Cleo rested a hand against the concrete wall. "It knows we're coming."
They emerged into the shell of a ruined city street. What was once midtown was now buried in alien overgrowth—fleshy vines coiled around lamp posts, pulsing faintly like veins. Buildings slumped into each other, wrapped in bio-mass. The sky overhead was tinged green, even though no sun broke through the clouds.
Nice kept his rifle ready, but his finger off the trigger.
Cleo crouched beside a collapsed van. "We're being watched."
Nice didn't see anything—but he believed her.
They moved quickly, weaving between cover, following Ezra's tracker until they reached a burned-out high-rise.
"This is it," Ezra said, pointing to the jagged tower. "Signal origin point is on the twelfth floor."
"Elevator?" Nice asked.
Ezra snorted. "You really wanna press a button in a Swarm building?"
"Fair point."
They entered through a split section of the wall, stepping into darkness that smelled like old blood and wet stone. Nice led, flashlight cutting a narrow cone of vision. Everything was wrong here. Too quiet. Too wet. Too… alive.
On the fifth floor, they found the first body.
Not human.
Swarm.
It had been torn apart—flesh stripped back, bones cracked open like crab legs. Its eyes were wide and frozen. It had been afraid.
Nice crouched beside it. "They don't kill each other."
Cleo stepped closer. "Not unless something stronger tells them to."
Ezra knelt and ran his scanner across the corpse. "We're getting close."
They climbed in silence, floor by floor, stepping over shattered glass and the whispering remains of things too warped to identify.
On the twelfth floor, they found it.
A room lined with alien tech fused into the walls—pulsing membrane-like cables connected to a single figure in the center, suspended in a cocoon of black-red tissue.

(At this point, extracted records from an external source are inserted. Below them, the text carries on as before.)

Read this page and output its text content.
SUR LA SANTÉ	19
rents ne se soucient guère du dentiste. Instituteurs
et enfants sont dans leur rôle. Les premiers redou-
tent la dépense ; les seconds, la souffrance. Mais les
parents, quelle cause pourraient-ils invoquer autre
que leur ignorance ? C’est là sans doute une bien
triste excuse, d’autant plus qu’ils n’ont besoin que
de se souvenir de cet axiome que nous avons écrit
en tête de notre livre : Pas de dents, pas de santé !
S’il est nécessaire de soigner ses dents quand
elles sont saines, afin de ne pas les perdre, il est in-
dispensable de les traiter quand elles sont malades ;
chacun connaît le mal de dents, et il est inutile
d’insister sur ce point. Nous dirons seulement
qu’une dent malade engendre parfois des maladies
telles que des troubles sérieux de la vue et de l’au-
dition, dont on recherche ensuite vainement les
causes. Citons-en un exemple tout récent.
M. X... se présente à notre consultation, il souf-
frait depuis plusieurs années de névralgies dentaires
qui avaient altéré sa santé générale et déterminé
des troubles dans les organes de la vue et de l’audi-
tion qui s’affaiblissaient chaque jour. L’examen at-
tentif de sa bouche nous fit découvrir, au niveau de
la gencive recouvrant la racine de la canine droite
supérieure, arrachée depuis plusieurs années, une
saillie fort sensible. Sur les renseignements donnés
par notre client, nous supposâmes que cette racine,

Ezra gasped. "Oh my god. That's him."
The body inside the cocoon was still breathing.
Face pale. Mouth partially fused shut. Eyelids twitching. A broken military patch on his chest read: Aegis-9 // Royce.
Nice moved forward, gun raised. "Royce?"
The man inside stirred.
Then a low, static-choked voice leaked from the walls, not from his mouth.
"…you shouldn't have come…"
Ezra stumbled back. "That's not him talking."
"No," Cleo said. "It's what's inside him."
The cocoon pulsed. Veins along the walls throbbed.
Royce's eyes snapped open—black with Swarm webbing.
Nice fired a shot into the ceiling. "Back. Now."
Too late.
The entire floor began to breathe. The walls closed. The cocoon split open.
From it, Royce screamed—a sound layered with at least four voices.
And something crawled out from behind him.